Her voice was low, as if confiding in him. "But if we send out one team for all twelve Zodiac…well, it's like your Datrev. You learn how the Zodiac behave, how they live. What you can expect when you fight them. It's like blood-throat fever, Kuro. You survive it once and it can never come close to killing you again." Then, dryly, "That is, of course, if you can survive it in the first place."

"I see."

That smile again. It was almost patronising now. She was humouring him. "I'm sure." She ground her cigarette in one motion into the ashtray by her typewriter. "So, we've decided that you are most capable of the task."

A warning twinge in his stomach. "Task?"

Her eyes were flat, hard. "Why, recapturing the awakened Zodiac, of course."

_Why, recapturing the awakened Zodiac, of course._

For a moment, it was as if she had never spoken. As if he had imagined it. "Me?" he demanded. "You mean my unit, of course."

"No. I mean you."

That was a blow. "Dir…Director, I-I've had no training for something like this."

"You've gone through training just like everyone else," she said lazily. "And surely you know that you are one of our best."

"I…I don't mean to be contrary," he said carefully. "But I…you're sending me_ alone_. I only mean that…well, others of my rank have many more years on me. Nakaura."

"No, Kuro…" 

"Yaksa," Kuro said desperately. "Kuga. Anyone! Director, I…" He slouched over and rubbed little concentric circles below his eyes. He took a breath. "Surely you know I'm the newest of anyone in my rank. I'm inexperienced."

"Hmm." She pulled out his folder. "One could argue that; your records are impressive."

"Records," he said disgustedly. "They mean nothing."

"The Chimera," she reminded him. "Does your help in that case mean nothing?"

"Oh, the whole business was a series of fortunate messes," he replied. "Surely, you can't wave that case in front of me and tell me that I'm competent."

She seemed suddenly tired of him. "Well, competent or not, you're assigned to the case." She threw the folder onto her desk and papers sprayed out of it. "So I suggest you start researching the Zodiac before you're deployed, hmm?"

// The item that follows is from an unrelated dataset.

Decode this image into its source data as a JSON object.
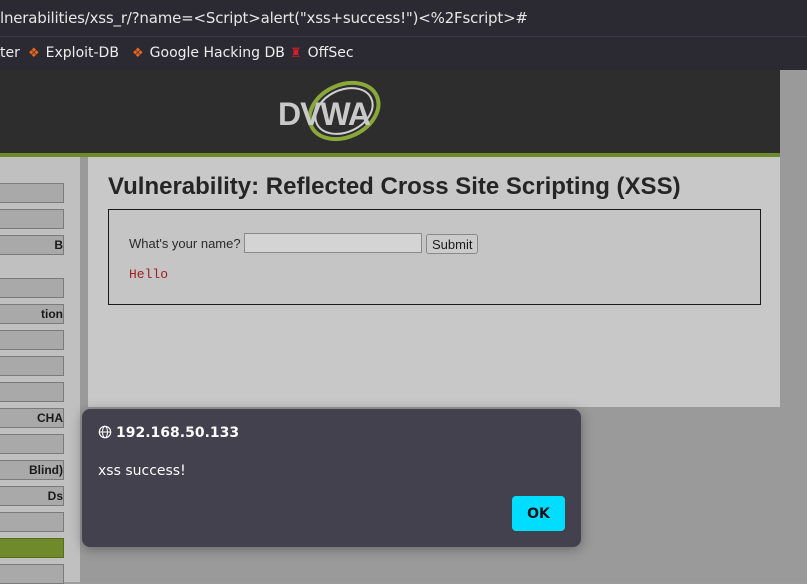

He felt like shoving back his chair and kicking it straight into her desk. He couldn't…he couldn't _believe_ this was happening. All these years working for Joshua, and he had thought…he had thought….

But the organisation was _insane_. Sending a single officer out on his own against the Zodiac- what were they thinking? It would be completely ineffective. Completely dangerous. What advantage did one body bag have against twelve sets? The task piled up high against him like a mountain.

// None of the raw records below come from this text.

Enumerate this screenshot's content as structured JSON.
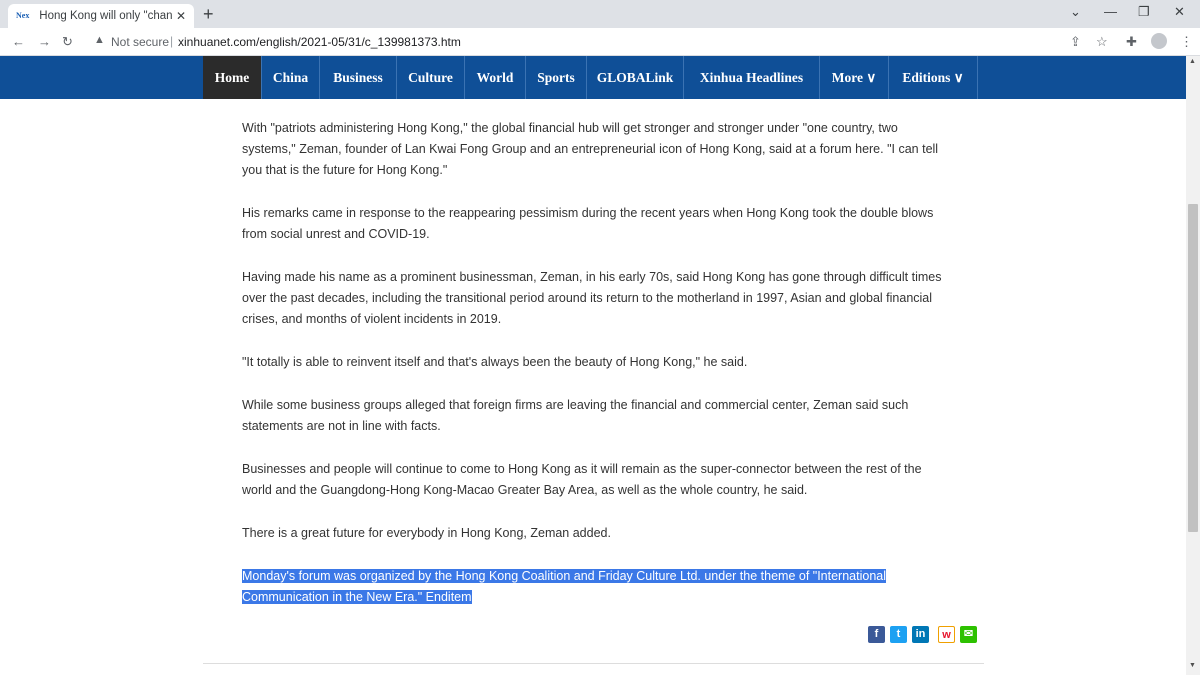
{
  "browser": {
    "tab_favicon": "Xinhua logo",
    "tab_favicon_text": "Nex",
    "tab_title": "Hong Kong will only \"change for",
    "tab_close": "✕",
    "new_tab": "+",
    "security_label": "Not secure",
    "url": "xinhuanet.com/english/2021-05/31/c_139981373.htm",
    "icons": [
      "back-icon",
      "forward-icon",
      "reload-icon",
      "warning-icon",
      "share-icon",
      "star-icon",
      "extensions-icon",
      "profile-icon",
      "menu-icon",
      "minimize-icon",
      "restore-icon",
      "close-icon",
      "tab-search-icon"
    ]
  },
  "nav": {
    "items": [
      {
        "label": "Home",
        "active": true
      },
      {
        "label": "China"
      },
      {
        "label": "Business"
      },
      {
        "label": "Culture"
      },
      {
        "label": "World"
      },
      {
        "label": "Sports"
      },
      {
        "label": "GLOBALink"
      },
      {
        "label": "Xinhua Headlines"
      },
      {
        "label": "More ∨"
      },
      {
        "label": "Editions ∨"
      }
    ],
    "bg_color": "#0f4f97",
    "active_color": "#2b2b2b"
  },
  "article": {
    "paragraphs": [
      "With \"patriots administering Hong Kong,\" the global financial hub will get stronger and stronger under \"one country, two systems,\" Zeman, founder of Lan Kwai Fong Group and an entrepreneurial icon of Hong Kong, said at a forum here. \"I can tell you that is the future for Hong Kong.\"",
      "His remarks came in response to the reappearing pessimism during the recent years when Hong Kong took the double blows from social unrest and COVID-19.",
      "Having made his name as a prominent businessman, Zeman, in his early 70s, said Hong Kong has gone through difficult times over the past decades, including the transitional period around its return to the motherland in 1997, Asian and global financial crises, and months of violent incidents in 2019.",
      "\"It totally is able to reinvent itself and that's always been the beauty of Hong Kong,\" he said.",
      "While some business groups alleged that foreign firms are leaving the financial and commercial center, Zeman said such statements are not in line with facts.",
      "Businesses and people will continue to come to Hong Kong as it will remain as the super-connector between the rest of the world and the Guangdong-Hong Kong-Macao Greater Bay Area, as well as the whole country, he said.",
      "There is a great future for everybody in Hong Kong, Zeman added."
    ],
    "selected_line1": "Monday's forum was organized by the Hong Kong Coalition and Friday Culture Ltd. under the theme of \"International",
    "selected_line2": "Communication in the New Era.\" Enditem",
    "selection_color": "#3b78e7"
  },
  "share": {
    "facebook": "f",
    "twitter": "t",
    "linkedin": "in",
    "weibo": "w",
    "wechat": "✉",
    "icons": [
      "facebook-icon",
      "twitter-icon",
      "linkedin-icon",
      "weibo-icon",
      "wechat-icon"
    ]
  }
}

A mountain. How ironic- a mountain he had been told to dismantle. How was he even to start?

She was looking at him watchfully, daring him to speak against her again. He knew that this time, she would not indulge him.

He swallowed. Swallowed again. "I understand, Director."

"Dismissed."

"Yes, ma'am."

And he felt a sudden rush of hatred towards her. He clenched his fist and tried to think of something else lest he strike her.

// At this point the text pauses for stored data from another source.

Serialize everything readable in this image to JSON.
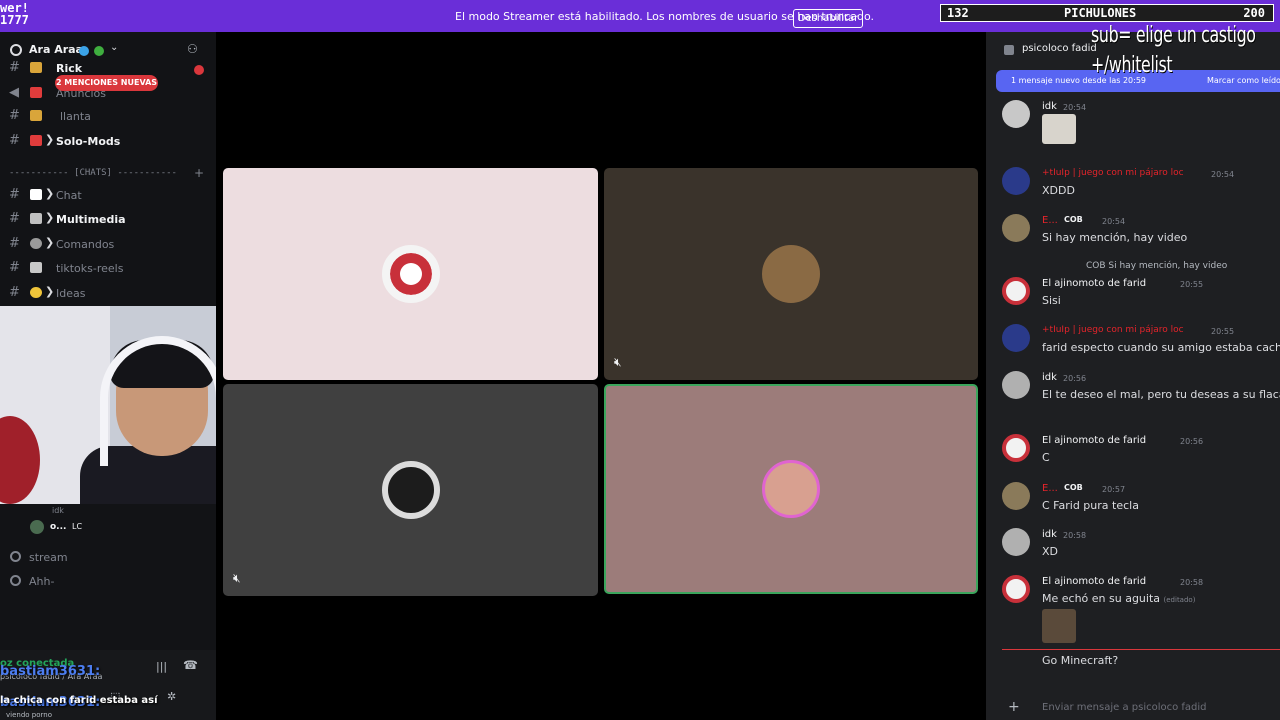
{
  "banner": {
    "logo_text": "wer!\n1777",
    "message": "El modo Streamer está habilitado. Los nombres de usuario se han truncado.",
    "disable_button": "Deshabilitar",
    "counter": {
      "low": "132",
      "name": "PICHULONES",
      "high": "200"
    }
  },
  "overlay": {
    "sub_line1": "sub= elige un castigo",
    "sub_line2": "+/whitelist"
  },
  "sidebar": {
    "server_name": "Ara Araa",
    "mentions_pill": "2 MENCIONES NUEVAS",
    "channels": [
      {
        "label": "Rick",
        "bold": true
      },
      {
        "label": "Anuncios",
        "bold": false
      },
      {
        "label": "llanta",
        "bold": false
      },
      {
        "label": "Solo-Mods",
        "bold": true
      }
    ],
    "chats_category": "----------- [CHATS] -----------",
    "chat_channels": [
      {
        "label": "Chat",
        "bold": false
      },
      {
        "label": "Multimedia",
        "bold": true
      },
      {
        "label": "Comandos",
        "bold": false
      },
      {
        "label": "tiktoks-reels",
        "bold": false
      },
      {
        "label": "Ideas",
        "bold": false
      }
    ],
    "voice_user": {
      "name": "o...",
      "tag": "LC",
      "above": "idk"
    },
    "voice_channels": [
      {
        "label": "stream"
      },
      {
        "label": "Ahh-"
      }
    ],
    "voice_status": "oz conectada",
    "voice_sub": "psicoloco fadid / Ara Araa"
  },
  "overlay_chat": [
    {
      "user": "bastiam3631:",
      "message": ""
    },
    {
      "user": "bastiam3631:",
      "message": "la chica con farid estaba así"
    }
  ],
  "overlay_sub": "viendo porno",
  "chat": {
    "title": "psicoloco fadid",
    "new_messages": "1 mensaje nuevo desde las 20:59",
    "mark_read": "Marcar como leído",
    "messages": [
      {
        "author": "idk",
        "time": "20:54",
        "text": "",
        "sticker": true,
        "red": false,
        "badge": ""
      },
      {
        "author": "+tIuIp | juego con mi pájaro loc",
        "time": "20:54",
        "text": "XDDD",
        "red": true,
        "badge": ""
      },
      {
        "author": "E...",
        "time": "20:54",
        "text": "Si hay mención, hay video",
        "red": true,
        "badge": "COB"
      },
      {
        "author": "El ajinomoto de farid",
        "time": "20:55",
        "text": "Sisi",
        "red": false,
        "badge": "",
        "reply": "COB  Si hay mención, hay video"
      },
      {
        "author": "+tIuIp | juego con mi pájaro loc",
        "time": "20:55",
        "text": "farid especto cuando su amigo estaba cachando",
        "red": true,
        "badge": ""
      },
      {
        "author": "idk",
        "time": "20:56",
        "text": "El te deseo el mal, pero tu deseas a su flaca, tu g",
        "red": false,
        "badge": ""
      },
      {
        "author": "El ajinomoto de farid",
        "time": "20:56",
        "text": "C",
        "red": false,
        "badge": ""
      },
      {
        "author": "E...",
        "time": "20:57",
        "text": "C Farid pura tecla",
        "red": true,
        "badge": "COB"
      },
      {
        "author": "idk",
        "time": "20:58",
        "text": "XD",
        "red": false,
        "badge": ""
      },
      {
        "author": "El ajinomoto de farid",
        "time": "20:58",
        "text": "Me echó en su aguita",
        "red": false,
        "badge": "",
        "edited": "(editado)"
      }
    ],
    "last_message": "Go Minecraft?",
    "input_placeholder": "Enviar mensaje a psicoloco fadid"
  },
  "colors": {
    "banner": "#6a2ed8",
    "accent": "#5865f2",
    "danger": "#da373c",
    "speaking": "#23a55a"
  }
}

_The Zodiac,_ he stubbornly ran it through his head, pulling out memories like reams of film. If he could hold them up to the light, he would see faint ghost images of books he had scanned, documents he had been required to put to memory.

If he could hit her once, just onc-

_-Some of the more ancient monsters. They blend in very well, sometimes imprinting their own sense of reality on their surroundings. _

For all the hell this was going to put him through, he could have at least had his unit come with him. Kuga, Nakaura. It would have been reassuring to know they were at his back. Even if they had assigned Tracer from Unit 4 to come along with them, for all that Tracer and Nakaura fought like chickens and roosters.

Gods, what would they do to him if he refused the assignme-

_-Some are humanoid, some are not. Some are not clearly defined in the scope of regular monsters either. For all that they are part of the same set, none of the Zodiac exist close to each other after they awaken and scatter throughout parts of the world, a rare solitary habit that one does not often see. There is…the Capricorn, the Leo, the Gemini, the Pisces, the…the…_

He opened the door and came face to face with a serious-looking man who had a hand upraised to knock on the door.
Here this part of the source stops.